Our study has several limitations. First, due to the retrospective nature and limited sample size of this study, especially in the subgroup analysis, selection bias is inevitable. Second, despite the utilization of PSM to control for known risk factors, the presence of potential unknown confounding variables contributing to bias cannot be entirely dismissed. Third, there are currently no sex-specific optimal cutoff values for VATI, so multicenter studies are needed to establish clear cutoff values in the future. Fourth, a dynamic analysis of changes in VAT and lifestyle in patients during chemotherapy was not conducted. Therefore, the influence of aerobic exercise and nutritional support on patient prognosis and toxicity reactions remains uncertain at present. Additional prospective studies involving larger cohorts are imperative to validate the findings obtained in our study.

5 Conclusions

This study demonstrated that, among patients treated with adjuvant GC chemotherapy for locally advanced BC, patients in the low-VATI group exhibited a significantly prolonged PFS compared to those in the high-VATI group. However, no significant difference was observed in terms of OS. Regarding chemotherapy-related AEs, patients in the high-VATI group exhibited a relatively lower incidence and severity of toxic reactions.

Author Contributions

Zhimin Gao: conceptualization (lead), data curation (equal), investigation (equal), validation (lead), writing – original draft (lead). Lei Zhang: software (equal). Zhen Li: formal analysis (equal). Xu Qin: project administration (equal).
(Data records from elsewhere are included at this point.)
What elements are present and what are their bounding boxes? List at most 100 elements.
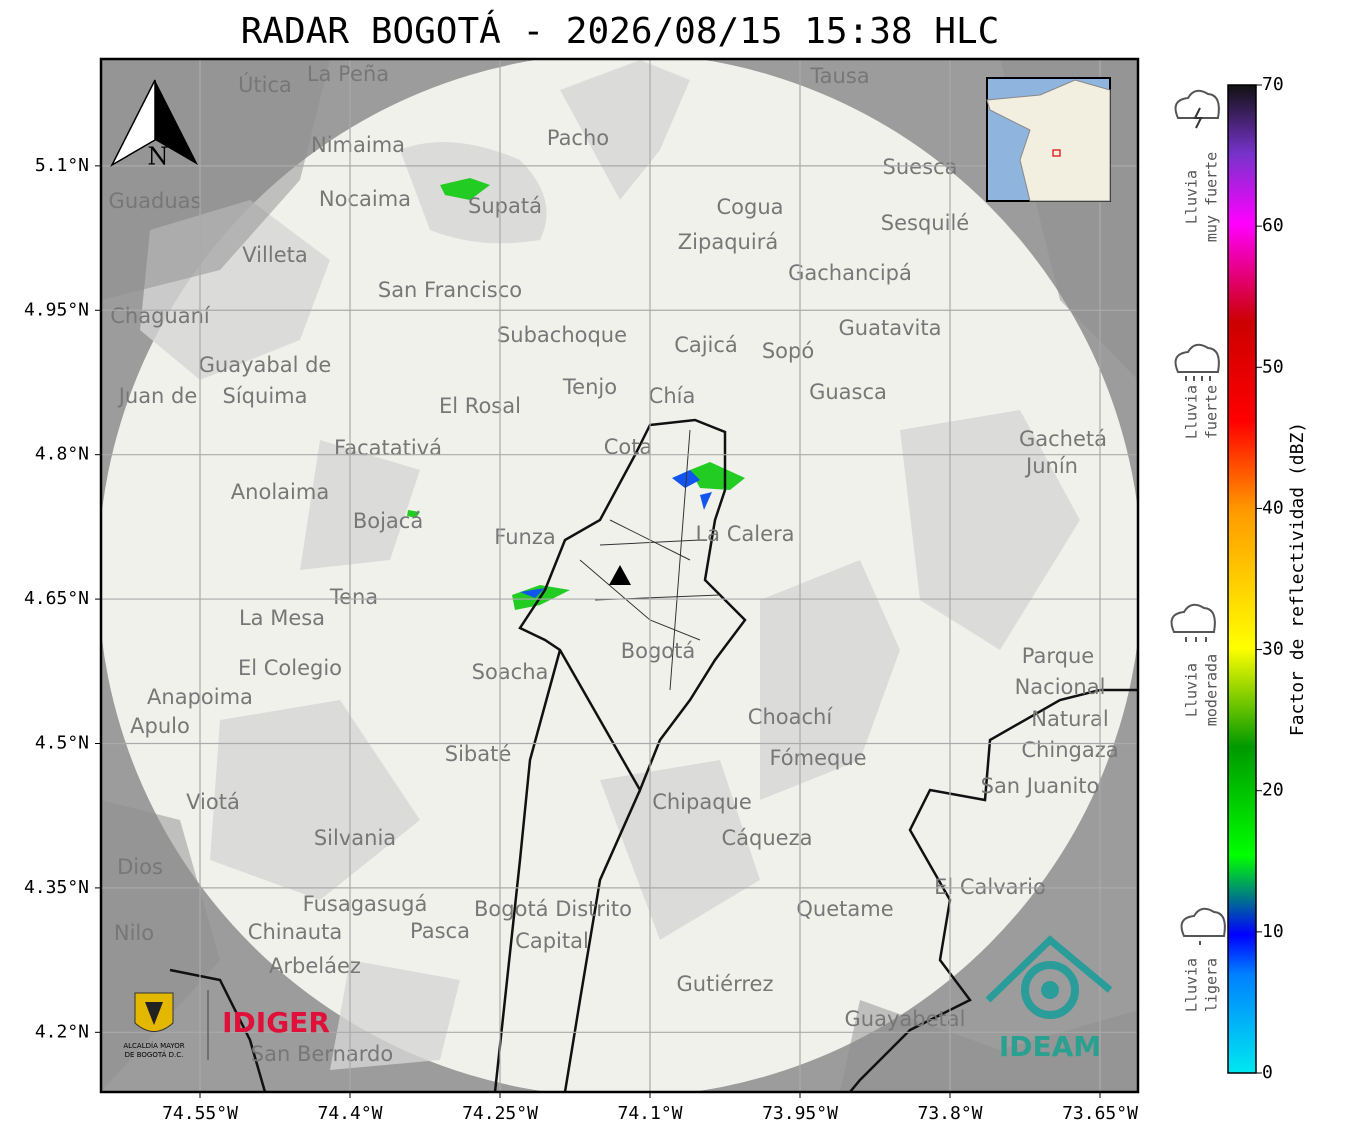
x-tick-label: 74.55°W (162, 1103, 238, 1124)
colorbar-tick-label: 40 (1262, 497, 1284, 518)
place-label: Cajicá (674, 333, 738, 357)
place-label: Silvania (314, 826, 396, 850)
place-label: Bogotá (621, 639, 696, 663)
place-label: Útica (238, 72, 292, 97)
place-label: Facatativá (334, 436, 442, 460)
place-label: El Rosal (439, 394, 521, 418)
colorbar-tick-label: 50 (1262, 356, 1284, 377)
place-label: Pasca (410, 919, 470, 943)
logo-alcaldia: ALCALDÍA MAYOR DE BOGOTÁ D.C. IDIGER (123, 990, 330, 1060)
place-label: Anolaima (231, 480, 329, 504)
place-label: San Bernardo (251, 1042, 393, 1066)
logo-ideam: IDEAM (985, 935, 1113, 1063)
place-label: Funza (494, 525, 555, 549)
place-label: Cáqueza (722, 826, 813, 850)
rain-level-label: moderada (1203, 654, 1221, 726)
y-tick-label: 4.5°N (35, 732, 89, 753)
north-label: N (148, 143, 169, 171)
place-label: Cogua (716, 195, 783, 219)
colorbar-tick-label: 70 (1262, 74, 1284, 95)
x-tick-label: 73.95°W (762, 1103, 838, 1124)
place-label: Guayabetal (845, 1007, 966, 1031)
x-tick-label: 74.25°W (462, 1103, 538, 1124)
place-label: La Peña (307, 62, 389, 86)
place-label: Fusagasugá (303, 892, 428, 916)
place-label: El Calvario (934, 875, 1046, 899)
x-tick-label: 73.65°W (1062, 1103, 1138, 1124)
x-tick-label: 73.8°W (917, 1103, 982, 1124)
place-label: Guayabal de (199, 353, 332, 377)
place-label: Guaduas (109, 189, 202, 213)
place-label: Suesca (883, 155, 958, 179)
place-label: Chipaque (652, 790, 752, 814)
place-label: Juan de (117, 384, 198, 408)
place-label: Villeta (242, 243, 307, 267)
place-label: Junín (1024, 454, 1078, 478)
x-tick-label: 74.4°W (317, 1103, 382, 1124)
place-label: Choachí (748, 705, 834, 729)
y-tick-label: 4.8°N (35, 444, 89, 465)
place-label: La Calera (695, 522, 794, 546)
place-label: La Mesa (239, 606, 325, 630)
colorbar-tick-label: 30 (1262, 639, 1284, 660)
place-label: Nacional (1015, 675, 1106, 699)
place-label: Natural (1031, 707, 1108, 731)
place-label: Nimaima (311, 133, 405, 157)
place-label: Sopó (762, 339, 814, 363)
alcaldia-line: ALCALDÍA MAYOR (123, 1041, 184, 1050)
place-label: Soacha (472, 660, 549, 684)
rain-level-label: ligera (1203, 958, 1221, 1012)
rain-level-label: muy fuerte (1203, 152, 1221, 242)
place-label: Chingaza (1021, 738, 1118, 762)
rain-level-label: Lluvia (1183, 663, 1201, 717)
place-label: San Juanito (981, 774, 1100, 798)
place-label: San Francisco (378, 278, 522, 302)
x-tick-label: 74.1°W (617, 1103, 682, 1124)
place-label: Tena (329, 585, 378, 609)
place-label: Zipaquirá (678, 230, 778, 254)
place-label: Sesquilé (881, 211, 969, 235)
place-label: Arbeláez (269, 954, 361, 978)
colorbar-tick-label: 60 (1262, 215, 1284, 236)
place-label: Chaguaní (110, 304, 211, 328)
colorbar (1227, 84, 1257, 1074)
y-tick-label: 4.65°N (24, 588, 89, 609)
idiger-logo: IDIGER (222, 1006, 330, 1039)
place-label: Subachoque (497, 323, 627, 347)
place-label: Dios (117, 855, 163, 879)
place-label: Parque (1022, 644, 1094, 668)
place-label: Apulo (130, 714, 190, 738)
colorbar-tick-label: 20 (1262, 780, 1284, 801)
place-label: Gachetá (1019, 427, 1107, 451)
rain-level-label: fuerte (1203, 385, 1221, 439)
colorbar-tick-label: 0 (1262, 1062, 1273, 1083)
place-label: El Colegio (238, 656, 342, 680)
place-label: Tenjo (562, 375, 617, 399)
place-label: Nocaima (319, 187, 411, 211)
place-label: Pacho (547, 126, 609, 150)
north-arrow: N (110, 79, 198, 171)
ideam-logo: IDEAM (999, 1030, 1101, 1063)
alcaldia-line: DE BOGOTÁ D.C. (125, 1050, 184, 1059)
place-label: Capital (515, 929, 589, 953)
place-label: Supatá (468, 194, 542, 218)
place-label: Gutiérrez (677, 972, 774, 996)
place-label: Nilo (114, 921, 154, 945)
place-label: Chía (649, 384, 696, 408)
place-label: Viotá (186, 790, 240, 814)
place-label: Quetame (796, 897, 893, 921)
rain-level-label: Lluvia (1183, 170, 1201, 224)
y-tick-label: 4.2°N (35, 1021, 89, 1042)
y-tick-label: 5.1°N (35, 155, 89, 176)
rain-level-label: Lluvia (1183, 385, 1201, 439)
place-label: Cota (604, 435, 653, 459)
map-frame (99, 57, 1140, 1094)
place-label: Fómeque (769, 746, 866, 770)
rain-icons (1170, 89, 1226, 945)
y-tick-label: 4.95°N (24, 299, 89, 320)
rain-level-label: Lluvia (1183, 958, 1201, 1012)
place-label: Bogotá Distrito (474, 897, 632, 921)
place-label: Guatavita (839, 316, 942, 340)
place-label: Sibaté (445, 742, 512, 766)
colorbar-tick-label: 10 (1262, 921, 1284, 942)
Zewei Wang: conceptualization (equal). Junqi Wang: funding acquisition (equal). Nienie Qi: validation (lead), writing – review and editing (lead). Hailong Li: funding acquisition (lead).

Ethics Statement

This retrospective single-institutional study was approved by the Ethics Committee of the Affiliated Hospital of Xuzhou Medical University (XYFY2022-KL340).

Consent

All patients provided written informed consent. Informed consent to publish was obtained.

Conflicts of Interest

The authors declare no conflicts of interest.

Data Availability Statement

The dataset analyzed in this study is available from the corresponding author upon reasonable request.